I made a vain attempt to siesta earlier, in a bid to make it comatose through the worst of the heat and to assuage in part my need for sleep so that I can be awake and functional at midnight and beyond when the cooler and fresher night air revives me. Alas, slumber eluded me as I lay fretting about all the furry and feathered children in my care. Ridiculous though it is, I worry when they’re kicking off but I worry more when they are deathly quiet.

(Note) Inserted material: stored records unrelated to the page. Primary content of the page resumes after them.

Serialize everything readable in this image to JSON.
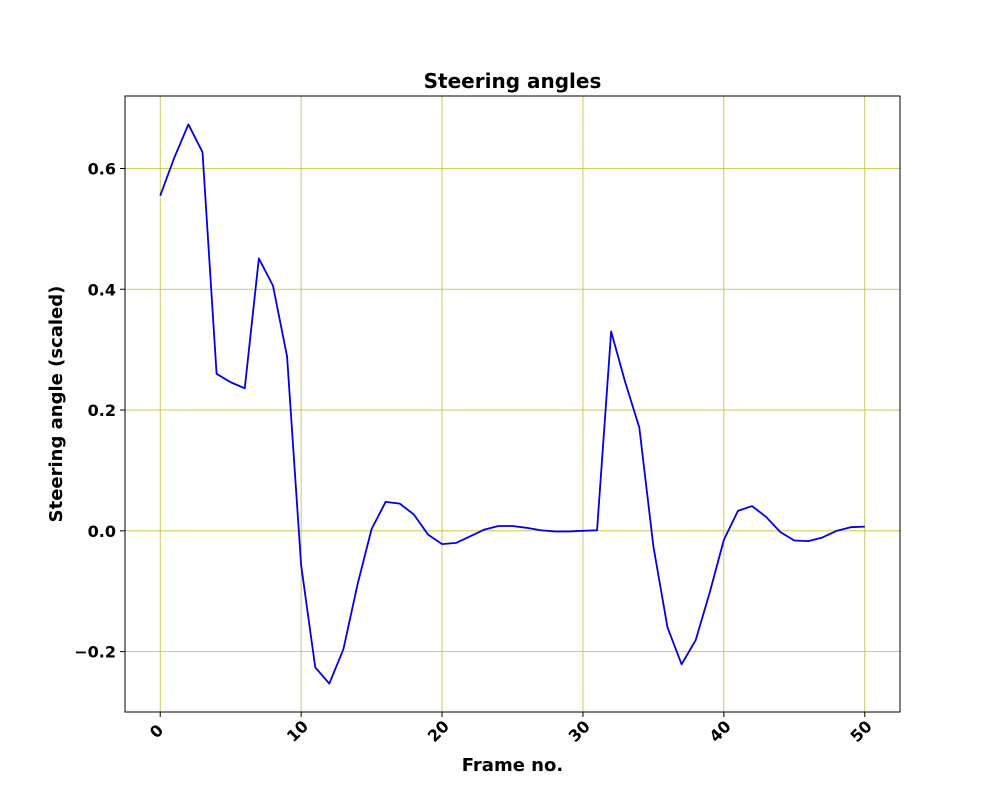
{
  "chart_data": {
    "type": "line",
    "title": "Steering angles",
    "xlabel": "Frame no.",
    "ylabel": "Steering angle (scaled)",
    "xlim": [
      -2.5,
      52.5
    ],
    "ylim": [
      -0.3,
      0.72
    ],
    "x_ticks": [
      0,
      10,
      20,
      30,
      40,
      50
    ],
    "x_tick_labels": [
      "0",
      "10",
      "20",
      "30",
      "40",
      "50"
    ],
    "y_ticks": [
      -0.2,
      0.0,
      0.2,
      0.4,
      0.6
    ],
    "y_tick_labels": [
      "−0.2",
      "0.0",
      "0.2",
      "0.4",
      "0.6"
    ],
    "grid": true,
    "grid_color": "#bfbf3f",
    "line_color": "#0000e6",
    "x": [
      0,
      1,
      2,
      3,
      4,
      5,
      6,
      7,
      8,
      9,
      10,
      11,
      12,
      13,
      14,
      15,
      16,
      17,
      18,
      19,
      20,
      21,
      22,
      23,
      24,
      25,
      26,
      27,
      28,
      29,
      30,
      31,
      32,
      33,
      34,
      35,
      36,
      37,
      38,
      39,
      40,
      41,
      42,
      43,
      44,
      45,
      46,
      47,
      48,
      49,
      50
    ],
    "series": [
      {
        "values": [
          0.555,
          0.618,
          0.673,
          0.627,
          0.26,
          0.246,
          0.236,
          0.451,
          0.406,
          0.289,
          -0.057,
          -0.226,
          -0.253,
          -0.196,
          -0.089,
          0.003,
          0.048,
          0.045,
          0.027,
          -0.006,
          -0.022,
          -0.02,
          -0.009,
          0.002,
          0.008,
          0.008,
          0.005,
          0.001,
          -0.001,
          -0.001,
          0.0,
          0.001,
          0.33,
          0.246,
          0.171,
          -0.026,
          -0.16,
          -0.221,
          -0.181,
          -0.102,
          -0.015,
          0.033,
          0.041,
          0.023,
          -0.002,
          -0.016,
          -0.017,
          -0.011,
          0.0,
          0.006,
          0.007
        ]
      }
    ]
  }
}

So I heaved myself out to the bird house and spent a while showering the parrots. This is always given a mixed reception. Jack and Lucas absolutely adore it, and throw themselves bodily into the stream of water with their wings fully outstretched, heads down, shaking their tail feathers and making gratifying noises of appreciation. J.T. bears it but chatters crossly at me. Little Sweetpea darts around manically to avoid the water droplets, Oven-Ready sits and screams at the top of her lungs and Cookie stands on one leg and chews his nails worriedly. I carry on regardless and tell them how refreshing it is, while they observe me coolly as one would an insistent clown with a large lapel flower.

As I retreated from the parrot soup, I tripped over the hulk of Marcos lying across the doorway and, noting his laboured panting and voluminous slobbering, decided that he was sporting altogether too much hair. So I took him into the house with me – a rare treat that had his huge tail beating against doors, furniture, walls, me – until he realised that he was probably being conned since we were ending up in the bathroom. I shut the door before he could organise all parts of himself to turn and flee, so he flopped on the floor and regarded me with the sad eyes of the betrayed.

However, it was not the dreaded shower that I had in mind for him. Instead, I sat on the floor with him and set upon his long and straggly locks with John’s best hair clippers – sorry, ex-best hair clippers.

It took me the best part of an hour to do my worst. At the end of it, I would not be exaggerating if I told you that the mountain of blond hair (his, not mine) obliterated any sign of the loo in there. Fortunately, Marcos decided he quite liked the whole experience – all apart from the rather rapidly-executed foray into the dreadlocks of his underbelly near his private parts, which part of the exercise I regarded with as much trepidation as he did. So on the whole he stayed still enough for the entire process to be counted a success. Okay, I’m not likely to be considered the Vidal Sassoon of dog coiffure, but at least he’s (pretty much) the same length all over and there aren’t (too many) long straggly bits left. And he still has both eyes, the majority of both ears, and his sensitive bits.

He obviously appreciated the lightening of the load. When I took him back outside he jumped and gambolled in what he obviously thought to be the fashion of a spring lamb – an incongruous sight, given that he looked more like an elephant trying to be a dolphin.